Skulpturen am Wegesrand

Einige Seen sind über 100m tief. Außerdem befinden wir uns im Länderdreieck Polen- Weissrussland- Litauen.

Die Hauptflüsse in der Woiwodschaft Podlaskie liegen im Flussgebiet der Weichsel.

Die 18 Schleusen wurden im 2. Weltkrieg komplett zerstört. Allesamt wurde seitdem neu aufgebaut und die jeweiligen Schleusenwärter erhielten landestypische Holzhäuser.

Unsere Radltour war ein schönes Erlebnis.
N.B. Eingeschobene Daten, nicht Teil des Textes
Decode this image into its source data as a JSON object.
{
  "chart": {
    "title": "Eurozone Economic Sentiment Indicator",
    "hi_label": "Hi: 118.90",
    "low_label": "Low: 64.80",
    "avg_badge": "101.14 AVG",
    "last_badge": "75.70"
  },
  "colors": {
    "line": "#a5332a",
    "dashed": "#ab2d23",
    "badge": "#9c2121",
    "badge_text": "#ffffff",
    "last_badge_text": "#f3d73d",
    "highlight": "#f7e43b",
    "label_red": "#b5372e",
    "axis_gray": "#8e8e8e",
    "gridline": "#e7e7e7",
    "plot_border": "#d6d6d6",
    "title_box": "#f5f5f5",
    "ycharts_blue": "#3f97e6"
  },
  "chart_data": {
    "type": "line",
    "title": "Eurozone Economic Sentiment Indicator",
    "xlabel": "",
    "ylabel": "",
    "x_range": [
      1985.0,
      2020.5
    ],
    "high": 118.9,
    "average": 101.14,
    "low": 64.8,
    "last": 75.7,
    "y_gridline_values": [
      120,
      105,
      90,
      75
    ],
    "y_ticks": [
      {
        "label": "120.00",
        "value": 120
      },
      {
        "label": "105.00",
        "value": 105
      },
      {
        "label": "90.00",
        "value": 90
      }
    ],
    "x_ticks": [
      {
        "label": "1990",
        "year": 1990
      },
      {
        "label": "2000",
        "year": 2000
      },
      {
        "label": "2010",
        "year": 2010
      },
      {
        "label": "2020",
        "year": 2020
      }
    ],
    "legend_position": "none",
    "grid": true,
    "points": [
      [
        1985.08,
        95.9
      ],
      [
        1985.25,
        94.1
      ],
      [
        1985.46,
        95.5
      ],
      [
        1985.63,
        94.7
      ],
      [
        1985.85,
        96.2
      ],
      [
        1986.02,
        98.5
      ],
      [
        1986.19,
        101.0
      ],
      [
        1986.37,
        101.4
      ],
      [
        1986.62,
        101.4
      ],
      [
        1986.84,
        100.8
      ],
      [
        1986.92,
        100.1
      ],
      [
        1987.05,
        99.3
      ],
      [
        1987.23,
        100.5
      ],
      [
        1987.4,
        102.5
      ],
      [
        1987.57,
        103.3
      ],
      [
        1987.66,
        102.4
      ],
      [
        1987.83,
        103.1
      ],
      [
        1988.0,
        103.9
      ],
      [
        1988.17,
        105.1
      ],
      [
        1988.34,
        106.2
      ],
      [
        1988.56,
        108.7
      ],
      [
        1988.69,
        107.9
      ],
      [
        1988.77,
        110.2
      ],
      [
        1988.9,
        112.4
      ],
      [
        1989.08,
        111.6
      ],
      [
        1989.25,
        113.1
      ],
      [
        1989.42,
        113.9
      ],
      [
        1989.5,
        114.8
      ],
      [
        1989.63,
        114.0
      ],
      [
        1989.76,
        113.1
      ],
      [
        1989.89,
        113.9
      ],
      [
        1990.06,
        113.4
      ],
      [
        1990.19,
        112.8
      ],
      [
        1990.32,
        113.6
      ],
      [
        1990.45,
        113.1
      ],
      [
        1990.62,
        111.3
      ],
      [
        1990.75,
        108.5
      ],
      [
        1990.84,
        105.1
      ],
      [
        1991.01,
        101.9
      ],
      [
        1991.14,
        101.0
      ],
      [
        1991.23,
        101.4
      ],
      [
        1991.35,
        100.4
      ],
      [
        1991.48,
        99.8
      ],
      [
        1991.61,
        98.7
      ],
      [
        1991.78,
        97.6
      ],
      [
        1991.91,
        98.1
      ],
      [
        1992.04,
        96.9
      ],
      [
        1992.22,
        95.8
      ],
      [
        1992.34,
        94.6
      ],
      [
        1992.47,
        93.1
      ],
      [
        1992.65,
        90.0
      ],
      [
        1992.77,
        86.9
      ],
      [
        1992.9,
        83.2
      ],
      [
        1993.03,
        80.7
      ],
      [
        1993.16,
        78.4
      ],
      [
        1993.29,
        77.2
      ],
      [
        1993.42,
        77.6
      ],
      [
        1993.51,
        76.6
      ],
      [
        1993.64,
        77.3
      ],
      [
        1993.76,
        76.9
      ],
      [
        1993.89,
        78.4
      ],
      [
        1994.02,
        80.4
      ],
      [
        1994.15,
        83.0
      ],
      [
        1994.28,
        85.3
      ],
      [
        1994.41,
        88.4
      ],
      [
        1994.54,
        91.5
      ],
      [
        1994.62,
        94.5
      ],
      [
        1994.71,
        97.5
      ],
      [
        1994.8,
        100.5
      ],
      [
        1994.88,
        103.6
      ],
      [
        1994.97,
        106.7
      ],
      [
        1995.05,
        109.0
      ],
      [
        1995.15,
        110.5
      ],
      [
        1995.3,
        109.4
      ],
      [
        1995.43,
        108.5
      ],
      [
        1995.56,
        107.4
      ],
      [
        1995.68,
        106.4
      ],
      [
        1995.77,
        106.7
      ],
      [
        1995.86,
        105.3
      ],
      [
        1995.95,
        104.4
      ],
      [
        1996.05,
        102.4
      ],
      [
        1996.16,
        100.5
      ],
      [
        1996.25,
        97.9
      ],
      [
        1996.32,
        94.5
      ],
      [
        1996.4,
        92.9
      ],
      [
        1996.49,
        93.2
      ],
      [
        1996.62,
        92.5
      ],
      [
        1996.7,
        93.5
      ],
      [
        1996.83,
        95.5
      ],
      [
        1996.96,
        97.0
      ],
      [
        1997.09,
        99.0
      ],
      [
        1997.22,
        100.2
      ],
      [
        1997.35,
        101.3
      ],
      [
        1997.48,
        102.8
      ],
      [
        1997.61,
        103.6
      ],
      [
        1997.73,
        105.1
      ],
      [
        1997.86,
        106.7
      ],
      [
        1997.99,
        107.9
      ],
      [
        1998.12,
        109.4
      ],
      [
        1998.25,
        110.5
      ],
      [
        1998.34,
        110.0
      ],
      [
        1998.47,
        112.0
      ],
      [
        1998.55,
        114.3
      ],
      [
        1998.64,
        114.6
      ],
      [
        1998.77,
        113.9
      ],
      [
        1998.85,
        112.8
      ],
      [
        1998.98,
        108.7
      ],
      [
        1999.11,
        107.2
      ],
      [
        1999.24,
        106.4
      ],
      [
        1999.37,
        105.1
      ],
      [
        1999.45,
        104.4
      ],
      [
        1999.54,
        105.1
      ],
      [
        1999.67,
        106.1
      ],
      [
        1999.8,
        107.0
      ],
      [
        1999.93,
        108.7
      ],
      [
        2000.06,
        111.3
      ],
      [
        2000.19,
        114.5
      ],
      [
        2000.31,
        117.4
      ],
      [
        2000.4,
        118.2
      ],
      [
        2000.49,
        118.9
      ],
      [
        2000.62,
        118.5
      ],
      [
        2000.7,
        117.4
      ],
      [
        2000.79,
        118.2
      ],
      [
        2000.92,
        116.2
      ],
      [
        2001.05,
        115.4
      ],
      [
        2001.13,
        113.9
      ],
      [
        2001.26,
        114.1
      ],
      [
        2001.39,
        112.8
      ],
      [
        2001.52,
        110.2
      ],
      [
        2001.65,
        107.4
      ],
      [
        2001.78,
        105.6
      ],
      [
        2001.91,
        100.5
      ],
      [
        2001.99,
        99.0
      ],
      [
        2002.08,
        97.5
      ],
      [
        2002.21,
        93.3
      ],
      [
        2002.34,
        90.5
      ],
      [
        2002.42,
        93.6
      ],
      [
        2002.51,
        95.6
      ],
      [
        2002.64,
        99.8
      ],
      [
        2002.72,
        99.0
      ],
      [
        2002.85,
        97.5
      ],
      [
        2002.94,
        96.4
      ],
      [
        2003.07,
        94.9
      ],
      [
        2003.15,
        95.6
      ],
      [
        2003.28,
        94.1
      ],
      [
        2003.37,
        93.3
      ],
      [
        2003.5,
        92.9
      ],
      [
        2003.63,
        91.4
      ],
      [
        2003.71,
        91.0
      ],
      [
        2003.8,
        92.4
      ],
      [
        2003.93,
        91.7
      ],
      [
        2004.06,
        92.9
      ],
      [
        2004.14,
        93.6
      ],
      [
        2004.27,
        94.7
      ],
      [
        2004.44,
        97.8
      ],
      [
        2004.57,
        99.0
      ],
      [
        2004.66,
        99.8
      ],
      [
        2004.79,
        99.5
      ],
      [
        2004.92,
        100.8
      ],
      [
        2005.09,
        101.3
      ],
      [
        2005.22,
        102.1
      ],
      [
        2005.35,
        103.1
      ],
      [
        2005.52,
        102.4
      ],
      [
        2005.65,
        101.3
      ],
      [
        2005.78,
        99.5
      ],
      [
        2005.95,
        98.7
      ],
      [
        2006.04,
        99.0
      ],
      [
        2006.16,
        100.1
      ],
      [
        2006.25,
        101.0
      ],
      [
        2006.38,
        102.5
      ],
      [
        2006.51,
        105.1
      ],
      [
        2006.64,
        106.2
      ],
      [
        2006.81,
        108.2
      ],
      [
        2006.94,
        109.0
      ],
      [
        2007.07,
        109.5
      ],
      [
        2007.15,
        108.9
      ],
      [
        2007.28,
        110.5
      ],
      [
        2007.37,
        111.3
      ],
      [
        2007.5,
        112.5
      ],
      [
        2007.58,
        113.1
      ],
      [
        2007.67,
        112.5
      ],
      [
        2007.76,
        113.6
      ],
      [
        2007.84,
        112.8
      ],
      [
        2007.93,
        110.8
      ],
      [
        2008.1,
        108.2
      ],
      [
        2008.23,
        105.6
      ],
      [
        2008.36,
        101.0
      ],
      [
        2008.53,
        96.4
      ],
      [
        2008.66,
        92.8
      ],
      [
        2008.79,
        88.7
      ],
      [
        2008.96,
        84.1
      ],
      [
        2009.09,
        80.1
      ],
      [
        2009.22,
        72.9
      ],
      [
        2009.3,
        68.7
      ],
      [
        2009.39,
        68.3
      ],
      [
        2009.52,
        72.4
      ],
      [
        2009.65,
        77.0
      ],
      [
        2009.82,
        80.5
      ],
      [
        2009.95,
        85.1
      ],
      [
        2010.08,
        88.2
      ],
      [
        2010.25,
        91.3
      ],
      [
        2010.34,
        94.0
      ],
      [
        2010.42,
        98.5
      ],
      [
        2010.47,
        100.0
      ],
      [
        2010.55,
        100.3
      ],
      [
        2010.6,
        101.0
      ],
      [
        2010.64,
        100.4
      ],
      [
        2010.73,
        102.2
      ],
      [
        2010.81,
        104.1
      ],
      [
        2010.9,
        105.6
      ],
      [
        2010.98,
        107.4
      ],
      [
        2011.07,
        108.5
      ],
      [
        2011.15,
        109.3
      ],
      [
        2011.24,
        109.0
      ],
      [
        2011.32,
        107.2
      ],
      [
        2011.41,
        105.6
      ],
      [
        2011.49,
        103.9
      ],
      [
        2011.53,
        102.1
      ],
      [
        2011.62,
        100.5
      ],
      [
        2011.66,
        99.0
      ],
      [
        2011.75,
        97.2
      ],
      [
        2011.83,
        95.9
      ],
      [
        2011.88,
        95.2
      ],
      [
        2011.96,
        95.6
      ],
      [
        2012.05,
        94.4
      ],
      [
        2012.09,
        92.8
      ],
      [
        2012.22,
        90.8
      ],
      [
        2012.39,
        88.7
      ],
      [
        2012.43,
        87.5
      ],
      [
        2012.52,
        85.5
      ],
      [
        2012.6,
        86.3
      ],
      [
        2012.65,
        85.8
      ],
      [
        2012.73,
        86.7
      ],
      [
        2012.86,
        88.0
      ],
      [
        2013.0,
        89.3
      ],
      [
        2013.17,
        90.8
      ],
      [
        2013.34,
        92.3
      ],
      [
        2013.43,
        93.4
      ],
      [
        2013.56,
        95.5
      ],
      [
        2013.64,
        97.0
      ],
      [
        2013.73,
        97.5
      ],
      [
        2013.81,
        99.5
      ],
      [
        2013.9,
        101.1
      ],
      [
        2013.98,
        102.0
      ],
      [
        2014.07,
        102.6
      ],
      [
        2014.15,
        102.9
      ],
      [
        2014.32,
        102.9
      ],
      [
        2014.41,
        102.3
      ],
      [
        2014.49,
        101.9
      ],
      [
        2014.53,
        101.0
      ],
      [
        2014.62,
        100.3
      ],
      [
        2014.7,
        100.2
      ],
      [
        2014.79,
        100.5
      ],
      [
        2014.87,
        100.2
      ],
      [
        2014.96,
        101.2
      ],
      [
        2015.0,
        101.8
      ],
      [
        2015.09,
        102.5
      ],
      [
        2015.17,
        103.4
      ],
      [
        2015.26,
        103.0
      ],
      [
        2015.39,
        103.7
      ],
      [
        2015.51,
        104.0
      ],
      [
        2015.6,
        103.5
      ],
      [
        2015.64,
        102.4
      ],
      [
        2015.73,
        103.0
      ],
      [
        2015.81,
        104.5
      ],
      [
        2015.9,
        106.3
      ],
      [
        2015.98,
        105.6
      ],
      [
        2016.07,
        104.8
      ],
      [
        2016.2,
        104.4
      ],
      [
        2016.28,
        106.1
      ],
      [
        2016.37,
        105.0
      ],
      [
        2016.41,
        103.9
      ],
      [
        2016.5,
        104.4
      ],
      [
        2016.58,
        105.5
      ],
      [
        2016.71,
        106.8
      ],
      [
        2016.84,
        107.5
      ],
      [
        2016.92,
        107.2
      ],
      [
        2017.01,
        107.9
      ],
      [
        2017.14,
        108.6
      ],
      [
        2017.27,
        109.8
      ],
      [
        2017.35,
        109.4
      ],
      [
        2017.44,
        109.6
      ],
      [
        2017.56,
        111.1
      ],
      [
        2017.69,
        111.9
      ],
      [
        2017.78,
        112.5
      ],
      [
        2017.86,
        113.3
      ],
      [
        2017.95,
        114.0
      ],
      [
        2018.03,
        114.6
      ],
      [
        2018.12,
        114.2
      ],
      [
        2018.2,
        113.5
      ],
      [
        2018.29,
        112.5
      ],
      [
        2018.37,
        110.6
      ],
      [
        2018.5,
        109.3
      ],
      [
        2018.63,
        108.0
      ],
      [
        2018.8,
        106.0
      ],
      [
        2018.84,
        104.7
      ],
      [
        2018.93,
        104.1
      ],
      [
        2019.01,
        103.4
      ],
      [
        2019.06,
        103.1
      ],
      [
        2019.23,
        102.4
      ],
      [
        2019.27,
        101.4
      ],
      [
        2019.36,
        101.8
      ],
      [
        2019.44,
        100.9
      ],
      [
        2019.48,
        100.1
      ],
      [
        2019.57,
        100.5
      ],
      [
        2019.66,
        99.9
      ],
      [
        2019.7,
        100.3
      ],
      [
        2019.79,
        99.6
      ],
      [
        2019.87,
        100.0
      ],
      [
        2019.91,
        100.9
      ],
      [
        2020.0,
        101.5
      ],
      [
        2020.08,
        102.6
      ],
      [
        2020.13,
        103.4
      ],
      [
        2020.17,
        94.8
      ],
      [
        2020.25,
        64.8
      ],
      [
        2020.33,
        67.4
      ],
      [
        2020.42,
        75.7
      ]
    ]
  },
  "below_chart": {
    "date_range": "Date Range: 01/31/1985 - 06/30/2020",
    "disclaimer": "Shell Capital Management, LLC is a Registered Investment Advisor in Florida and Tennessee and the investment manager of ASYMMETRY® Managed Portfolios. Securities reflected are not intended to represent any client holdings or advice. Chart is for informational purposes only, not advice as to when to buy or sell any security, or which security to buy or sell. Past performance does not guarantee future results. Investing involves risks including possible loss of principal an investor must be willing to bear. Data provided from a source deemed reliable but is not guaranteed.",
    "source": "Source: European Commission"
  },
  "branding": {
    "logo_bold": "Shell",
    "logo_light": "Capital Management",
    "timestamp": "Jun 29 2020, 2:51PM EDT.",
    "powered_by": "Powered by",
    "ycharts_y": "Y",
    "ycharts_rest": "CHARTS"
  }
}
Statt wie in Breslau Zwerge zu sammeln, suchten wir zwischen vielen Markierungen unsere Route.

Die „ausgebauten Radwege“ sind für ungeübte Radfahrer nicht geeignet, aber nach einer fundierten Grundausbildung bei der Bundeswehr steht diesem Erlebnis nichts im Wege.

Unterwegs

Belohnt wird man von der unberührten Natur und den einsamen Plätzen am See.

Nach unserer Rückkehr hat sich unserer idyllischen Halbinsel in einen „Touristenmagnet“ verwandelt.

Das stört uns nicht, wir haben Zugang zu dem ruhigen Bereich am See und das nutzen wir jetzt mit einem Buch und einem Liegestuhl.

Hier treffen wir auf sehr entspannte und freundliche Menschen, die als Selbstversorger sehr kompetent sind.

Blick in die Werkstatt, die gleichzeitig Nähstube ist

Zum Ausklang des Tages entschieden wir uns für eine Paddeltour in der Abendsonne und genossen unseren frisch zubereiteten Fisch. Die einzigen Abendbrotgäste war eine Schwanenfamilie.